1)      L’article 3, paragraphe 1, du règlement (CE) no 2201/2003 du Conseil, du 27 novembre 2003, relatif à la compétence, la reconnaissance et l’exécution des décisions en matière matrimoniale et en matière de responsabilité parentale, abrogeant le règlement (CE) no 1347/2000, doit être interprété en ce sens que, s’agissant d’une demande en divorce, si le requérant saisit une juridiction de l’État membre de la nationalité commune des époux, alors que la résidence habituelle de ceux-ci est située dans un autre État membre, cette juridiction dispose d’une compétence pour statuer sur cette demande en vertu du point b) de cette disposition. Un accord du défendeur n’étant pas requis, il n’est pas nécessaire d’examiner le point de savoir si l’absence d’invocation par le défendeur d’une exception d’incompétence constitue un accord tacite sur la compétence de la juridiction saisie.

2)      L’article 3, paragraphe 1, et l’article 17 du règlement no 2201/2003 doivent être interprétés en ce sens que, dans une situation telle que celle en cause au principal, la circonstance que le couple dont la dissolution du mariage est demandée a un enfant mineur n’est pas pertinente pour déterminer la juridiction compétente pour statuer sur la demande en divorce. La juridiction de l’État membre de la nationalité commune des époux, saisie par le requérant, étant compétente pour statuer sur cette demande en vertu de l’article 3, paragraphe 1, sous b), de ce règlement, cette juridiction ne saurait, même en l’absence d’accord des parties à ce sujet, soulever une exception d’incompétence internationale.

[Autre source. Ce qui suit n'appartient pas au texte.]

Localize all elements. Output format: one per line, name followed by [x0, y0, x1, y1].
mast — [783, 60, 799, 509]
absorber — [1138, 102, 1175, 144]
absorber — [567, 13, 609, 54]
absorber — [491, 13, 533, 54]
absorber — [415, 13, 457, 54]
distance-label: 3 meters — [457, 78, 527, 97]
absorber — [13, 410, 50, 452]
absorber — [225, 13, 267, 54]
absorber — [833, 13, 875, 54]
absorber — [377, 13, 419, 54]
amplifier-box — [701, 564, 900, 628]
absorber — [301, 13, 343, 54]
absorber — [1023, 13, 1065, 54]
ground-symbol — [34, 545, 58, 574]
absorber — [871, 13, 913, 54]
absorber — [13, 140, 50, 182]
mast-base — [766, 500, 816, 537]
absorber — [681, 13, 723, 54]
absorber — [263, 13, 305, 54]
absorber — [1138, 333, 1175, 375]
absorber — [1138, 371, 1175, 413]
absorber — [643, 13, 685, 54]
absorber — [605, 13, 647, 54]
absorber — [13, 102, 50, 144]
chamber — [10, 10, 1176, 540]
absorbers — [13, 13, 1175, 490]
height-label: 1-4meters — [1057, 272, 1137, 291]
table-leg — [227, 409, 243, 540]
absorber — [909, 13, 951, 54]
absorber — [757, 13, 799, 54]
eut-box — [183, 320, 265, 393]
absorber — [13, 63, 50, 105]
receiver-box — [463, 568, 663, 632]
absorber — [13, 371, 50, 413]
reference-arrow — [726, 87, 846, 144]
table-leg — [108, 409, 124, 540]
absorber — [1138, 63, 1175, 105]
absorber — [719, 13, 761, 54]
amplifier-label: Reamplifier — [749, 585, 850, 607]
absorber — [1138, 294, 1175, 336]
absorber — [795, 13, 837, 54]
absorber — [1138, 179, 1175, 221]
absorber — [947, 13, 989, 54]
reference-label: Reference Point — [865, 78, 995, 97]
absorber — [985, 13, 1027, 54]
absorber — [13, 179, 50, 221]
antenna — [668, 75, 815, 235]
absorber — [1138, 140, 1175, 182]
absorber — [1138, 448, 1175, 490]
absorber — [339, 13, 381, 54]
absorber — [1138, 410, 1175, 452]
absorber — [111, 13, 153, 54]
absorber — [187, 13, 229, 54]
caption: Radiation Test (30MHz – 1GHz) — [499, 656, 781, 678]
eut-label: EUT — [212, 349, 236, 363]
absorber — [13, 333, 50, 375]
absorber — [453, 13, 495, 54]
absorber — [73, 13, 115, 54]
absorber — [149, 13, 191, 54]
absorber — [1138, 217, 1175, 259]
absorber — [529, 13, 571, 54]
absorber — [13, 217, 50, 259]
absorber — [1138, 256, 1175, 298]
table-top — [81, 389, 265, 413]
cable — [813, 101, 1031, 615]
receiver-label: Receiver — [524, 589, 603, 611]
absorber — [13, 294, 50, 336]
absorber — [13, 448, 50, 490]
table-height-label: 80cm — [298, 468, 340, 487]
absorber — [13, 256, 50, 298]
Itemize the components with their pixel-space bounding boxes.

3)      L’article 12, paragraphe 1, sous b), du règlement no 2201/2003 doit être interprété en ce sens que, lorsqu’une juridiction de l’État membre de la nationalité commune des époux, saisie par le requérant, est compétente pour statuer en matière de divorce sur le fondement de l’article 3, paragraphe 1, sous b), du règlement no 2201/2003, la condition relative à l’acceptation de la compétence prévue à cet article 12, paragraphe 1, sous b), ne saurait être considérée comme remplie dès lors que la procédure n’a pas pour objet la responsabilité parentale et que le défendeur n’a pas comparu. Dans cette situation, la juridiction saisie, compétente pour statuer sur le divorce des époux, n’est pas compétente, en vertu de cet article 12, paragraphe 1, sous b), et de l’article 3, sous d), du règlement (CE) no 4/2009 du Conseil, du 18 décembre 2008, relatif à la compétence, la loi applicable, la reconnaissance et l’exécution des décisions et la coopération en matière d’obligations alimentaires, pour statuer sur des questions portant, respectivement, sur la responsabilité parentale et sur l’obligation alimentaire à l’égard de l’enfant concerné.

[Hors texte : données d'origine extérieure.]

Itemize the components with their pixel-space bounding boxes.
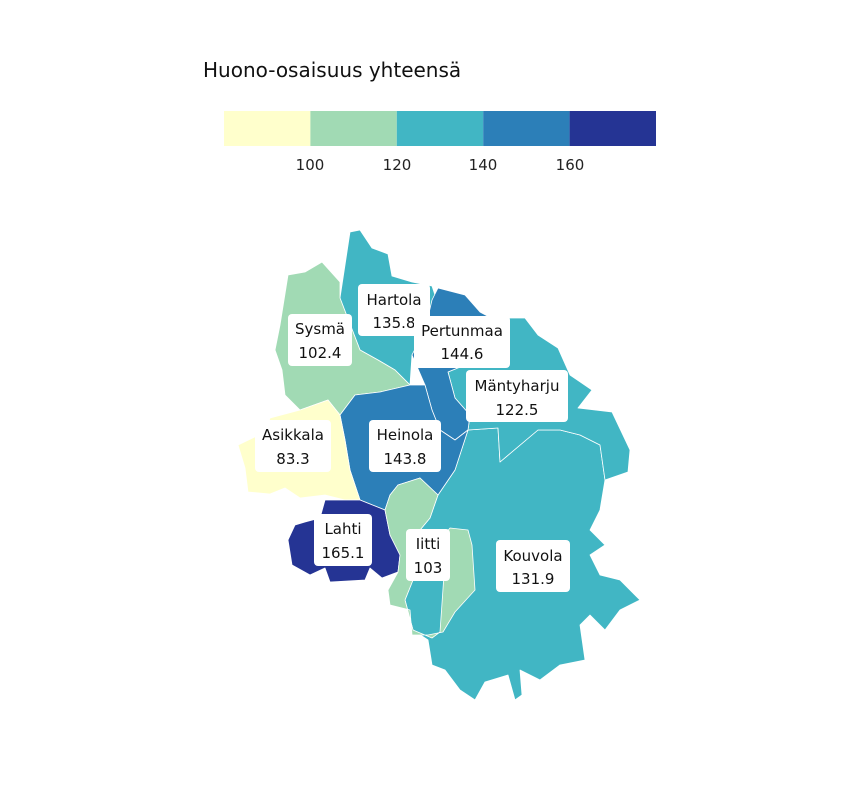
label-box — [406, 529, 450, 581]
label-iitti: Iitti 103 — [406, 529, 450, 581]
label-value: 131.9 — [512, 570, 555, 588]
label-name: Sysmä — [295, 320, 345, 338]
label-value: 83.3 — [276, 450, 309, 468]
label-sysma: Sysmä 102.4 — [288, 314, 352, 366]
label-box — [414, 316, 510, 368]
label-box — [369, 420, 441, 472]
legend-tick: 100 — [296, 156, 325, 174]
label-lahti: Lahti 165.1 — [314, 514, 372, 566]
label-name: Heinola — [377, 426, 434, 444]
label-box — [255, 420, 331, 472]
label-box — [288, 314, 352, 366]
label-mantyharju: Mäntyharju 122.5 — [466, 370, 568, 422]
label-value: 165.1 — [322, 544, 365, 562]
label-box — [466, 370, 568, 422]
legend-swatch — [224, 111, 311, 146]
label-value: 135.8 — [373, 314, 416, 332]
label-name: Mäntyharju — [475, 377, 560, 395]
label-hartola: Hartola 135.8 — [358, 284, 430, 336]
label-name: Lahti — [324, 520, 361, 538]
label-box — [314, 514, 372, 566]
legend-swatch — [310, 111, 397, 146]
label-value: 144.6 — [441, 345, 484, 363]
region-iitti[interactable] — [384, 477, 476, 639]
label-kouvola: Kouvola 131.9 — [496, 540, 570, 592]
label-pertunmaa: Pertunmaa 144.6 — [414, 316, 510, 368]
label-name: Hartola — [366, 291, 421, 309]
label-asikkala: Asikkala 83.3 — [255, 420, 331, 472]
legend-tick: 140 — [469, 156, 498, 174]
label-name: Kouvola — [503, 547, 562, 565]
label-box — [496, 540, 570, 592]
label-value: 122.5 — [496, 401, 539, 419]
label-name: Iitti — [416, 535, 441, 553]
region-labels: Hartola 135.8 Sysmä 102.4 Pertunmaa 144.… — [255, 284, 570, 592]
label-value: 143.8 — [384, 450, 427, 468]
legend: Huono-osaisuus yhteensä 100 120 140 160 — [203, 58, 656, 174]
legend-swatch — [569, 111, 656, 146]
label-box — [358, 284, 430, 336]
legend-swatch — [396, 111, 484, 146]
label-value: 102.4 — [299, 344, 342, 362]
legend-swatch — [483, 111, 570, 146]
label-name: Pertunmaa — [421, 322, 503, 340]
legend-title: Huono-osaisuus yhteensä — [203, 58, 461, 82]
legend-tick: 160 — [556, 156, 585, 174]
label-value: 103 — [414, 559, 443, 577]
label-heinola: Heinola 143.8 — [369, 420, 441, 472]
label-name: Asikkala — [262, 426, 324, 444]
legend-tick: 120 — [383, 156, 412, 174]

4)      La notion de « responsabilité parentale », au sens du règlement no 2201/2003, doit être interprétée en ce sens qu’elle couvre les décisions relatives, notamment, au droit de garde et à la résidence de l’enfant, mais qu’elle ne comprend pas la contribution des parents aux dépenses nécessaires pour le développement et l’éducation de l’enfant, laquelle relève de la notion d’« obligation alimentaire » et entre dans le champ d’application du règlement no 4/2009.

Signatures


*      Langue de procédure : le roumain.